京の古道

京の古道

KEI(2019年10月2日)

 京には幾つかの古道がある。いつとは知らず、大原街道、小関越、奈良街道、竹田街道、伏見街道、西国街道、周山街道などの名を覚えた。どこから始まりどこで終わる、といったことは全く知らない。それぞれの街道の名前に幾つかの書物や人物あるいは種々雑多なエピソードが結びついているだけである。
 退職を機に、これらを実際に歩いてみようと思った。きっかけは同僚から彼の恩師である増田潔氏の著書「京の古道を歩く」(光村推古書院)を見せられたことである。
 この書物は、京都の高校で社会科教諭として教鞭を取られ、幾つかの高校の校長を歴任された著者が「かつての都人や旅人が歩き、また馬に乗ったり、牛車に揺られて通ったその道」(402頁)を実際に歩き、史実に即して調べられた労作である。艮(うしとら・北東)にある鞍馬街道から、巽(たつみ・南東)、坤(ひつじさる・南西)を経て、乾(いぬい・北西)の加茂街道・雲ケ畑道まで31の古道が、関連する数多くの文献、種々のエピソードとともにかなり詳細な地図を付けて掲載されている。
 私の歩きの提案に賛同して先達や日程の調整を始めとする諸々のアレンジ役を務めてくれたのは全て会社の同僚だった。

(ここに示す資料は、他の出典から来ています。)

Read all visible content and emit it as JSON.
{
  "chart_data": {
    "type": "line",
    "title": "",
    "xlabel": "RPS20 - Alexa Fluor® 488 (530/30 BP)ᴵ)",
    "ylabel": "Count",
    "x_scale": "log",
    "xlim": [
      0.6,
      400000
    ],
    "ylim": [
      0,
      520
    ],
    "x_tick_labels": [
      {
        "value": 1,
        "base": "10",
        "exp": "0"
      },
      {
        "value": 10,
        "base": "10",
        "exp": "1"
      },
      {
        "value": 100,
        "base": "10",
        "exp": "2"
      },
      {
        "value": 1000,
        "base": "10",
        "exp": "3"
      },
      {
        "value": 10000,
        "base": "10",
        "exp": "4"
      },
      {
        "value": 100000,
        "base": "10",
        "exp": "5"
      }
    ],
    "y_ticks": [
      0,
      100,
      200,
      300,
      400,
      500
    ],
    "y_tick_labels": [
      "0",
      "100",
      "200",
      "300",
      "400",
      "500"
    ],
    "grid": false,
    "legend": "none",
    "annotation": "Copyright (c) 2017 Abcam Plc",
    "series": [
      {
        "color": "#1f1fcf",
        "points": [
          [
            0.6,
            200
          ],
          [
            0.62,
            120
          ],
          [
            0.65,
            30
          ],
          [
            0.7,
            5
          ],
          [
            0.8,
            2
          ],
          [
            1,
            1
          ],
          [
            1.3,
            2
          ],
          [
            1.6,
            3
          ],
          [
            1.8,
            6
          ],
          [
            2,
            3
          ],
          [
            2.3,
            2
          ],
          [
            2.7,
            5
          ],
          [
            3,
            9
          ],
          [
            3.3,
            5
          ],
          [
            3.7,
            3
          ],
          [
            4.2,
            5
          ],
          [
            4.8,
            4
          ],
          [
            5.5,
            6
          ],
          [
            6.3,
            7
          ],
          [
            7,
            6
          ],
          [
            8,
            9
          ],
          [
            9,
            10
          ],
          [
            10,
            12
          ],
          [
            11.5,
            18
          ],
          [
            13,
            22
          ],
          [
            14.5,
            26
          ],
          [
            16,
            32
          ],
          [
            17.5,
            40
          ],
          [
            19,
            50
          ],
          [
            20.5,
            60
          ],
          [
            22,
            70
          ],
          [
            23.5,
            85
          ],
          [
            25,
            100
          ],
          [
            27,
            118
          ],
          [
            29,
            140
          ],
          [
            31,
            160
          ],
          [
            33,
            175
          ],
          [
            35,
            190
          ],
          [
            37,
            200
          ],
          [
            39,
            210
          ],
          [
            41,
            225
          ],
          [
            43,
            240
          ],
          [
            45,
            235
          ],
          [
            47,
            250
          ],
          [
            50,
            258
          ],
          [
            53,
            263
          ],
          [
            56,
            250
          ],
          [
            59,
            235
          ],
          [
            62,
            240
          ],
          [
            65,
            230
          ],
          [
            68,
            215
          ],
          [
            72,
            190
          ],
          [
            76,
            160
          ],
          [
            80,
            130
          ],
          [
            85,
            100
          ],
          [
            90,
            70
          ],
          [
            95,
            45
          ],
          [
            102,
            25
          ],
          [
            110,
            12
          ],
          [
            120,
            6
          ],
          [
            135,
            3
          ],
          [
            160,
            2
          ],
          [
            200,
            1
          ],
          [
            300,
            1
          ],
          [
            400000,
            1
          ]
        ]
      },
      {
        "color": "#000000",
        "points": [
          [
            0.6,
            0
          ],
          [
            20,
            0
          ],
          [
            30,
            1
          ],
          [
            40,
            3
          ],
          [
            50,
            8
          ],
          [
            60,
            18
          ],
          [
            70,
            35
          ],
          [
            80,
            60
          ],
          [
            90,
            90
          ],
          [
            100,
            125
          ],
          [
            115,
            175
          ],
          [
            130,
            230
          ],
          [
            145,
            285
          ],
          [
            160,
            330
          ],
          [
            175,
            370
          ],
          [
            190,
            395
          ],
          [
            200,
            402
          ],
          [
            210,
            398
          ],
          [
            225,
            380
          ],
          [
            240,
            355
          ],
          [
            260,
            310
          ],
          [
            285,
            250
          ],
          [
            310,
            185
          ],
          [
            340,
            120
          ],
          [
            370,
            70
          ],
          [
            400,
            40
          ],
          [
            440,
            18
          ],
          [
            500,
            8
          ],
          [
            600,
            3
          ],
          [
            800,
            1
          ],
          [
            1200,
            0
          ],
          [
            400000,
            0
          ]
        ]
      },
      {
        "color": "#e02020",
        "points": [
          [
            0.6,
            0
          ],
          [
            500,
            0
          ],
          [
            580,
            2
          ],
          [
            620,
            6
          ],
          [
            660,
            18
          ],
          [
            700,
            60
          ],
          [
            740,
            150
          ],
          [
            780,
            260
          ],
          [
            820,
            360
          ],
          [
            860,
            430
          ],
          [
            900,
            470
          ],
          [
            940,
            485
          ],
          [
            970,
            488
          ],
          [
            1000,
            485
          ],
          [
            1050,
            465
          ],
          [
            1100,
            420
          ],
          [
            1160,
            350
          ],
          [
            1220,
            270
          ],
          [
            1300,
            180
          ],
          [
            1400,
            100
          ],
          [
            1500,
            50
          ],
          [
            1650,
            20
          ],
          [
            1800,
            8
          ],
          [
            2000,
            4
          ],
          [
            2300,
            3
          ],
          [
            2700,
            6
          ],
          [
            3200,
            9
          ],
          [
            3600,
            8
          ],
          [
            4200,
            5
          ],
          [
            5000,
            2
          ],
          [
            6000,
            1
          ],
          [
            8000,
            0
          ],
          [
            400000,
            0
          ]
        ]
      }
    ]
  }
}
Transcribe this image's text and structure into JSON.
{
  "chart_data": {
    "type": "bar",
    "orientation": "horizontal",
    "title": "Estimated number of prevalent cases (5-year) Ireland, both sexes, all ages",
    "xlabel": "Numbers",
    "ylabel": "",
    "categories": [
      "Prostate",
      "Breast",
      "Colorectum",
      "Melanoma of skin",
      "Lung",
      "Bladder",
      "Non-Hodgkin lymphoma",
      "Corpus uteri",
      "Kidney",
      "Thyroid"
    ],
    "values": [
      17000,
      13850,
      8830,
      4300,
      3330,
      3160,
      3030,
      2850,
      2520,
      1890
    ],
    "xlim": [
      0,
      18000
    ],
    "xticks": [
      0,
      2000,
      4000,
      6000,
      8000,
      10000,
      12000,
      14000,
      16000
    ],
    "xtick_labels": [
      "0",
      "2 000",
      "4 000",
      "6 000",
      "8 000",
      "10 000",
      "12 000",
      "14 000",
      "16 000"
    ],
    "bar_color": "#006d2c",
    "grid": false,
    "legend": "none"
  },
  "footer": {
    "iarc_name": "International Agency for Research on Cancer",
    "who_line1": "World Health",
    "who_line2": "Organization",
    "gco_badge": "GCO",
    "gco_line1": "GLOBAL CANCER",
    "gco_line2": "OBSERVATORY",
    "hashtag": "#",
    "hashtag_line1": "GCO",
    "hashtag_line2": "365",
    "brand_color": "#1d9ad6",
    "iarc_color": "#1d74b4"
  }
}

ほんの少しの年長者という特権(?)に甘えて、また知識不足を理由にすべてをこの信頼できる仲間にお願いし「負んぶに抱っこ」の立場で歩いたのだった。
 歩きながらのこれら仲間との会話が実に楽しい。史跡や寺社仏閣に直接間接に関係する話もあれば、聞こえてくる鳴き声から鳥の名前を教わったり、田圃に生える稗の害について授業を受けたり、遠くに見える工場の建物からそこで造られている製品の諸々など、話題の範囲は極めて広い。
 奈良街道筋で野菜の自動販売機を見つけそのアイデアに感心したり、山陰街道で「この先にスズメバチが巣を作っている可能性がありますので、ご注意下さい」と書かれた京都府農林水産部モデルフォレスト推進課と京都府立大学生命環境学部付属演習林本部連名の注意書を見て、驚いて引き返したこともあった。
 現在、私の「京の古道を歩く」は10冊ほどに分解され、ステープラーで止められている。この分解された小冊子を手に、増田氏が歩かれた道を辿ったという次第である。また、増田先生に倣った訳ではないが、記録という意味で、歩きながら見たことや考えたことを書き留めたメモや撮影した写真は、かなりの量になっている。
 主だった京の古道を歩いてしまった現在では、京に数多くある七福神巡りや奈良の古道歩きとその後の一献に連なる清談、閑談、歓談、雑談を楽しんでいる。